At first, I was understandably defensive. This called into question the good, innocent Mormon boy persona I had created over the last 30 years. But deep down, I knew they were right. I knew that I had judgments, opinions, or feelings that I couldn’t vocalize because I feared what they meant about me.

 

So, I spent that year making friends with what I have heard others call the “shadow self.” For the first time, I started to own what I really thought about issues and people. This made me very uncomfortable. Whenever I was having a disruptive thought or feeling, instead of believing it was a reflection of me, I just watched it like one watches a cloud pass through the sky.
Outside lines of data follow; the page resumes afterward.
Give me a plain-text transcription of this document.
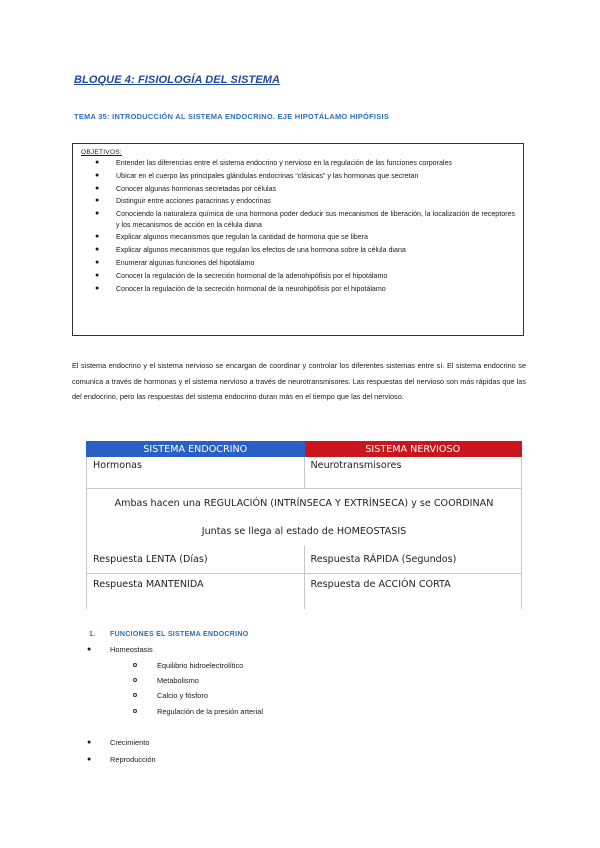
BLOQUE 4: FISIOLOGÍA DEL SISTEMA
TEMA 35: INTRODUCCIÓN AL SISTEMA ENDOCRINO. EJE HIPOTÁLAMO HIPÓFISIS

OBJETIVOS:

● Entender las diferencias entre el sistema endocrino y nervioso en la regulación de las funciones corporales
● Ubicar en el cuerpo las principales glándulas endocrinas “clásicas” y las hormonas que secretan
● Conocer algunas hormonas secretadas por células
● Distinguir entre acciones paracrinas y endocrinas
● Conociendo la naturaleza química de una hormona poder deducir sus mecanismos de liberación, la localización de receptores y los mecanismos de acción en la célula diana
● Explicar algunos mecanismos que regulan la cantidad de hormona que se libera
● Explicar algunos mecanismos que regulan los efectos de una hormona sobre la célula diana
● Enumerar algunas funciones del hipotálamo
● Conocer la regulación de la secreción hormonal de la adenohipófisis por el hipotálamo
● Conocer la regulación de la secreción hormonal de la neurohipófisis por el hipotálamo

El sistema endocrino y el sistema nervioso se encargan de coordinar y controlar los diferentes sistemas entre sí. El sistema endocrino se comunica a través de hormonas y el sistema nervioso a través de neurotransmisores. Las respuestas del nervioso son más rápidas que las del endocrino, pero las respuestas del sistema endocrino duran más en el tiempo que las del nervioso.

SISTEMA ENDOCRINO	SISTEMA NERVIOSO
Hormonas	Neurotransmisores
Ambas hacen una REGULACIÓN (INTRÍNSECA Y EXTRÍNSECA) y se COORDINAN	
Juntas se llega al estado de HOMEOSTASIS	
Respuesta LENTA (Días)	Respuesta RÁPIDA (Segundos)
Respuesta MANTENIDA	Respuesta de ACCIÓN CORTA
1. FUNCIONES EL SISTEMA ENDOCRINO
●	Homeostasis
Equilibrio hidroelectrolítico
Metabolismo
Calcio y fósforo
Regulación de la presión arterial
●	Crecimiento
●	Reproducción
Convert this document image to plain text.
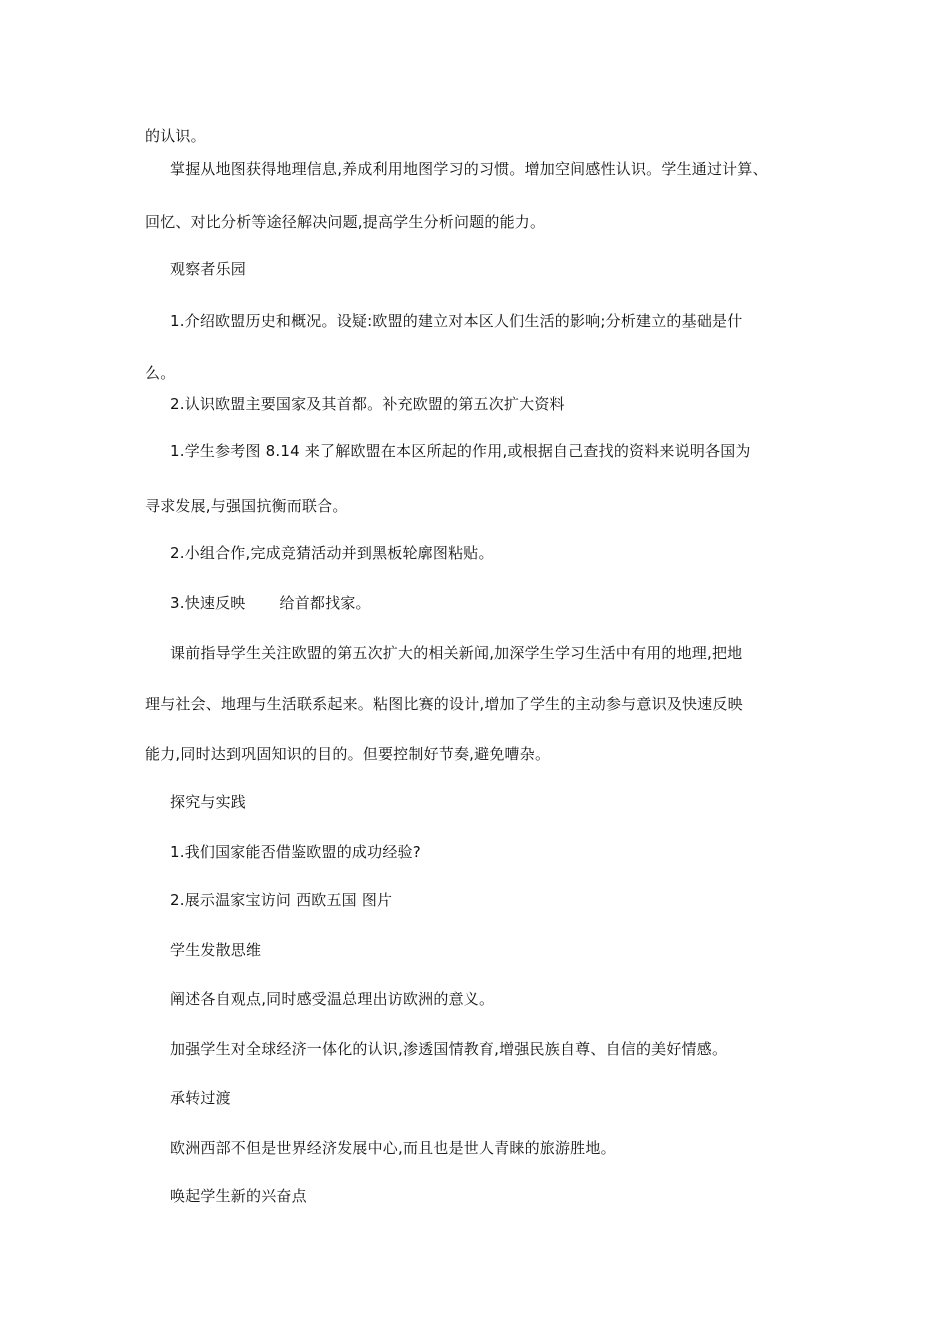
的认识。
掌握从地图获得地理信息,养成利用地图学习的习惯。增加空间感性认识。学生通过计算、
回忆、对比分析等途径解决问题,提高学生分析问题的能力。
观察者乐园
1.介绍欧盟历史和概况。设疑:欧盟的建立对本区人们生活的影响;分析建立的基础是什
么。
2.认识欧盟主要国家及其首都。补充欧盟的第五次扩大资料
1.学生参考图 8.14 来了解欧盟在本区所起的作用,或根据自己查找的资料来说明各国为
寻求发展,与强国抗衡而联合。
2.小组合作,完成竞猜活动并到黑板轮廓图粘贴。
3.快速反映 给首都找家。
课前指导学生关注欧盟的第五次扩大的相关新闻,加深学生学习生活中有用的地理,把地
理与社会、地理与生活联系起来。粘图比赛的设计,增加了学生的主动参与意识及快速反映
能力,同时达到巩固知识的目的。但要控制好节奏,避免嘈杂。
探究与实践
1.我们国家能否借鉴欧盟的成功经验?
2.展示温家宝访问 西欧五国 图片
学生发散思维
阐述各自观点,同时感受温总理出访欧洲的意义。
加强学生对全球经济一体化的认识,渗透国情教育,增强民族自尊、自信的美好情感。
承转过渡
欧洲西部不但是世界经济发展中心,而且也是世人青睐的旅游胜地。
唤起学生新的兴奋点
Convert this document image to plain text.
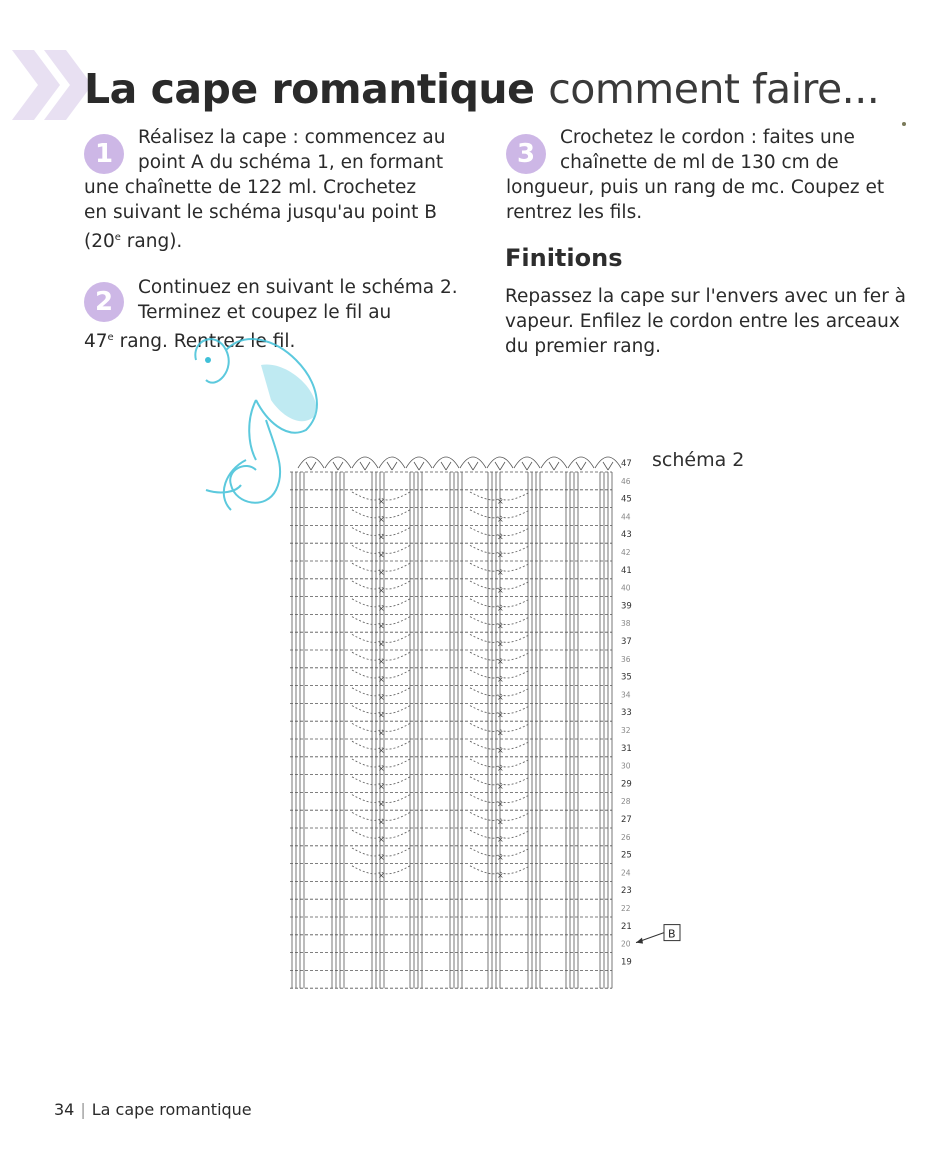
La cape romantique comment faire...
1
Réalisez la cape : commencez au
point A du schéma 1, en formant
une chaînette de 122 ml. Crochetez
en suivant le schéma jusqu'au point B
(20e rang).
2	Continuez en suivant le schéma 2.
Terminez et coupez le fil au
47e rang. Rentrez le fil.
3
Crochetez le cordon : faites une
chaînette de ml de 130 cm de
longueur, puis un rang de mc. Coupez et
rentrez les fils.
Finitions
Repassez la cape sur l'envers avec un fer à
vapeur. Enfilez le cordon entre les arceaux
du premier rang.
×	×
×	×
×	×
×	×
×	×
×	×
×	×
×	×
×	×
×	×
×	×
×	×
×	×
×	×
×	×
×	×
×	×
×	×
×	×
×	×
×	×
×	×
47
46
45
44
43
42
41
40
39
38
37
36
35
34
33
32
31
30
29
28
27
26
25
24
23
22
21
20
19
B
schéma 2
34 | La cape romantique
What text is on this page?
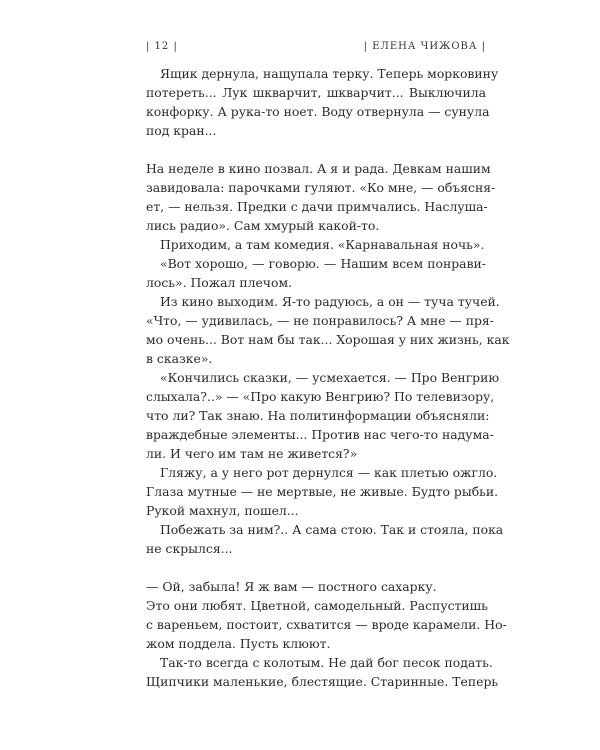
| 12 |	| ЕЛЕНА ЧИЖОВА |
Ящик дернула, нащупала терку. Теперь морковину
потереть... Лук шкварчит, шкварчит... Выключила
конфорку. А рука-то ноет. Воду отвернула — сунула
под кран...
На неделе в кино позвал. А я и рада. Девкам нашим
завидовала: парочками гуляют. «Ко мне, — объясня-
ет, — нельзя. Предки с дачи примчались. Наслуша-
лись радио». Сам хмурый какой-то.
Приходим, а там комедия. «Карнавальная ночь».
«Вот хорошо, — говорю. — Нашим всем понрави-
лось». Пожал плечом.
Из кино выходим. Я-то радуюсь, а он — туча тучей.
«Что, — удивилась, — не понравилось? А мне — пря-
мо очень... Вот нам бы так... Хорошая у них жизнь, как
в сказке».
«Кончились сказки, — усмехается. — Про Венгрию
слыхала?..» — «Про какую Венгрию? По телевизору,
что ли? Так знаю. На политинформации объясняли:
враждебные элементы... Против нас чего-то надума-
ли. И чего им там не живется?»
Гляжу, а у него рот дернулся — как плетью ожгло.
Глаза мутные — не мертвые, не живые. Будто рыбьи.
Рукой махнул, пошел...
Побежать за ним?.. А сама стою. Так и стояла, пока
не скрылся...
— Ой, забыла! Я ж вам — постного сахарку.
Это они любят. Цветной, самодельный. Распустишь
с вареньем, постоит, схватится — вроде карамели. Но-
жом поддела. Пусть клюют.
Так-то всегда с колотым. Не дай бог песок подать.
Щипчики маленькие, блестящие. Старинные. Теперь
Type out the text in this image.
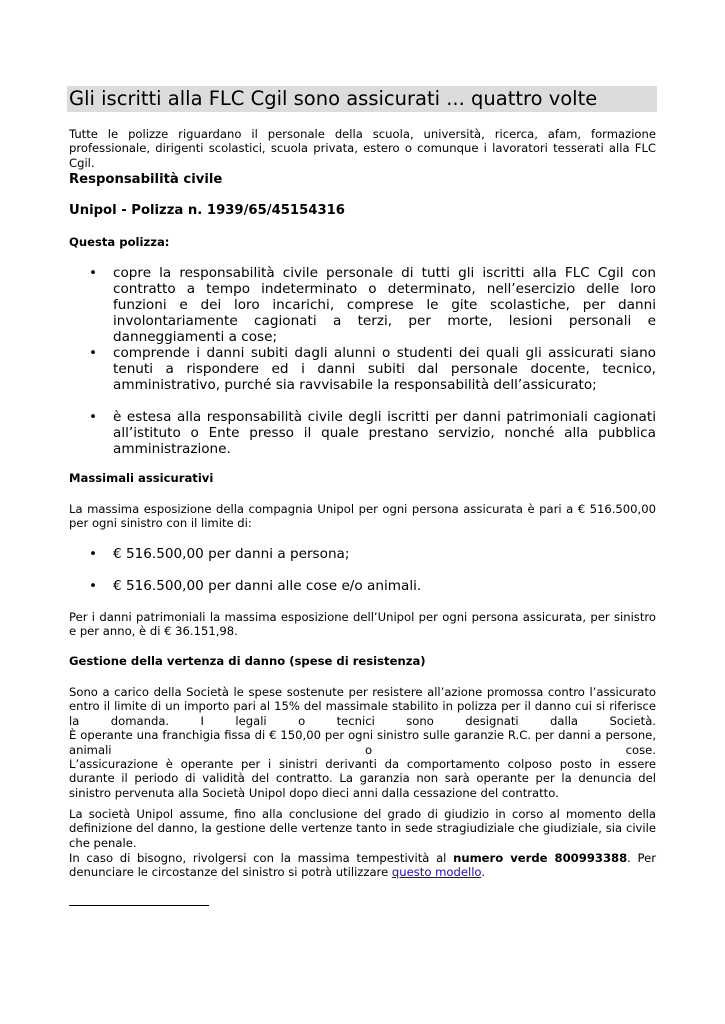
Gli iscritti alla FLC Cgil sono assicurati ... quattro volte

Tutte le polizze riguardano il personale della scuola, università, ricerca, afam, formazione professionale, dirigenti scolastici, scuola privata, estero o comunque i lavoratori tesserati alla FLC Cgil.

Responsabilità civile

Unipol - Polizza n. 1939/65/45154316

Questa polizza:

• copre la responsabilità civile personale di tutti gli iscritti alla FLC Cgil con contratto a tempo indeterminato o determinato, nell’esercizio delle loro funzioni e dei loro incarichi, comprese le gite scolastiche, per danni involontariamente cagionati a terzi, per morte, lesioni personali e danneggiamenti a cose;
• comprende i danni subiti dagli alunni o studenti dei quali gli assicurati siano tenuti a rispondere ed i danni subiti dal personale docente, tecnico, amministrativo, purché sia ravvisabile la responsabilità dell’assicurato;
• è estesa alla responsabilità civile degli iscritti per danni patrimoniali cagionati all’istituto o Ente presso il quale prestano servizio, nonché alla pubblica amministrazione.

Massimali assicurativi

La massima esposizione della compagnia Unipol per ogni persona assicurata è pari a € 516.500,00 per ogni sinistro con il limite di:

• € 516.500,00 per danni a persona;
• € 516.500,00 per danni alle cose e/o animali.

Per i danni patrimoniali la massima esposizione dell’Unipol per ogni persona assicurata, per sinistro e per anno, è di € 36.151,98.

Gestione della vertenza di danno (spese di resistenza)

Sono a carico della Società le spese sostenute per resistere all’azione promossa contro l’assicurato entro il limite di un importo pari al 15% del massimale stabilito in polizza per il danno cui si riferisce la domanda. I legali o tecnici sono designati dalla Società.

È operante una franchigia fissa di € 150,00 per ogni sinistro sulle garanzie R.C. per danni a persone, animali o cose.

L’assicurazione è operante per i sinistri derivanti da comportamento colposo posto in essere durante il periodo di validità del contratto. La garanzia non sarà operante per la denuncia del sinistro pervenuta alla Società Unipol dopo dieci anni dalla cessazione del contratto.

La società Unipol assume, fino alla conclusione del grado di giudizio in corso al momento della definizione del danno, la gestione delle vertenze tanto in sede stragiudiziale che giudiziale, sia civile che penale.

In caso di bisogno, rivolgersi con la massima tempestività al numero verde 800993388. Per denunciare le circostanze del sinistro si potrà utilizzare questo modello.
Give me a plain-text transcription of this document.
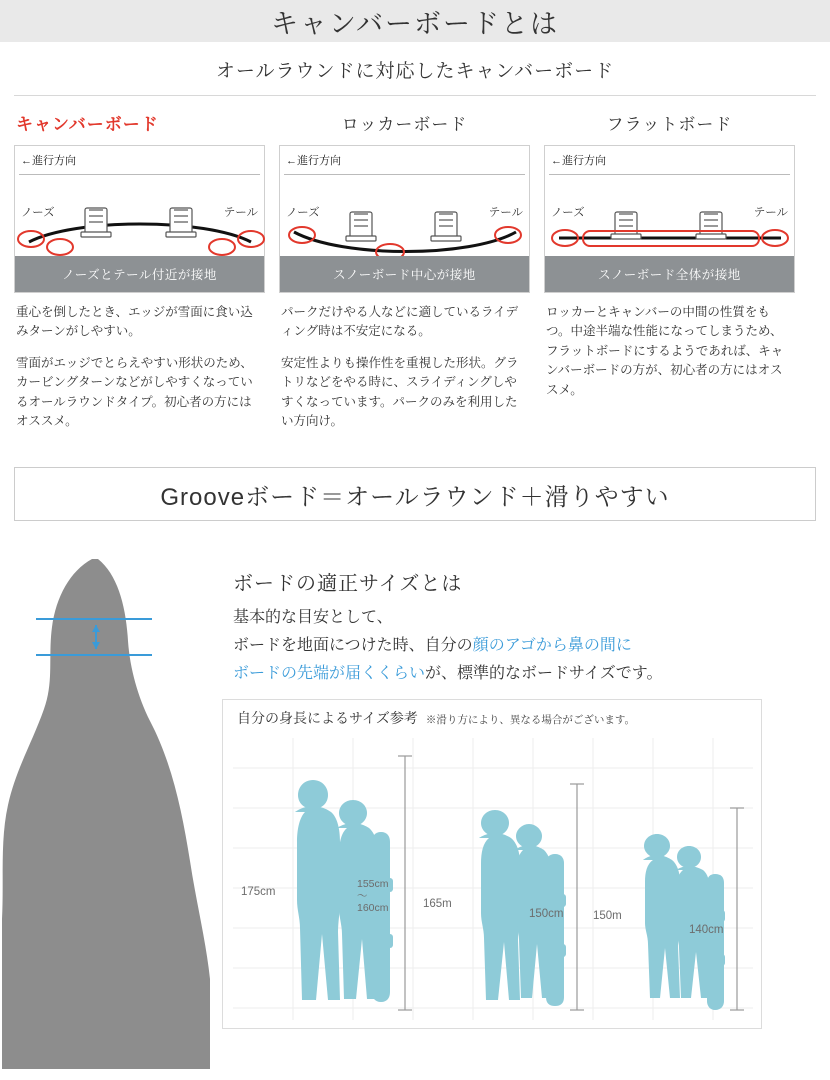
キャンバーボードとは
オールラウンドに対応したキャンバーボード
キャンバーボード
←進行方向
ノーズ	テール
ノーズとテール付近が接地

重心を倒したとき、エッジが雪面に食い込みターンがしやすい。

雪面がエッジでとらえやすい形状のため、カービングターンなどがしやすくなっているオールラウンドタイプ。初心者の方にはオススメ。

ロッカーボード
←進行方向
ノーズ	テール
スノーボード中心が接地

パークだけやる人などに適しているライディング時は不安定になる。

安定性よりも操作性を重視した形状。グラトリなどをやる時に、スライディングしやすくなっています。パークのみを利用したい方向け。

フラットボード
←進行方向
ノーズ	テール
スノーボード全体が接地

ロッカーとキャンバーの中間の性質をもつ。中途半端な性能になってしまうため、フラットボードにするようであれば、キャンバーボードの方が、初心者の方にはオススメ。

Grooveボード＝オールラウンド＋滑りやすい
ボードの適正サイズとは

基本的な目安として、

ボードを地面につけた時、自分の顔のアゴから鼻の間に

ボードの先端が届くくらいが、標準的なボードサイズです。

自分の身長によるサイズ参考 ※滑り方により、異なる場合がございます。
175cm
155cm
〜
160cm	165m
150cm	150m
140cm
I started saying, “Hmm, interesting.” I let myself witness and sometimes laugh at the absurdity, irrationality, or intensity.



By doing this, something exciting started happening - I started to experience more freedom - like the thoughts and feelings were less sticky, or I was less stickable. They simply left far more quickly than before. It was a double win - I stopped feeling guilty and started finding loads more freedom to choose who to be. After the “Hmm, interesting,” there was a space for “Now what?” This gave me the room to then choose who to be and how to act. This was revolutionary to me.

 

I am still practicing this. A lot. I still have a strong tendency toward presenting myself as flute-playin’, cookie bakin’ Carson, but I am working on owning all of the parts of me because I know if I can’t own those parts, they’ll own me.

 

Perhaps the most interesting part of all of this is that I am a far more genuinely loving, kind and generous human being than I was. I am more deeply in integrity with my values and who I want to be. It all just starts with letting all the parts of us show up and pass through unencumbered - even all the petty ones.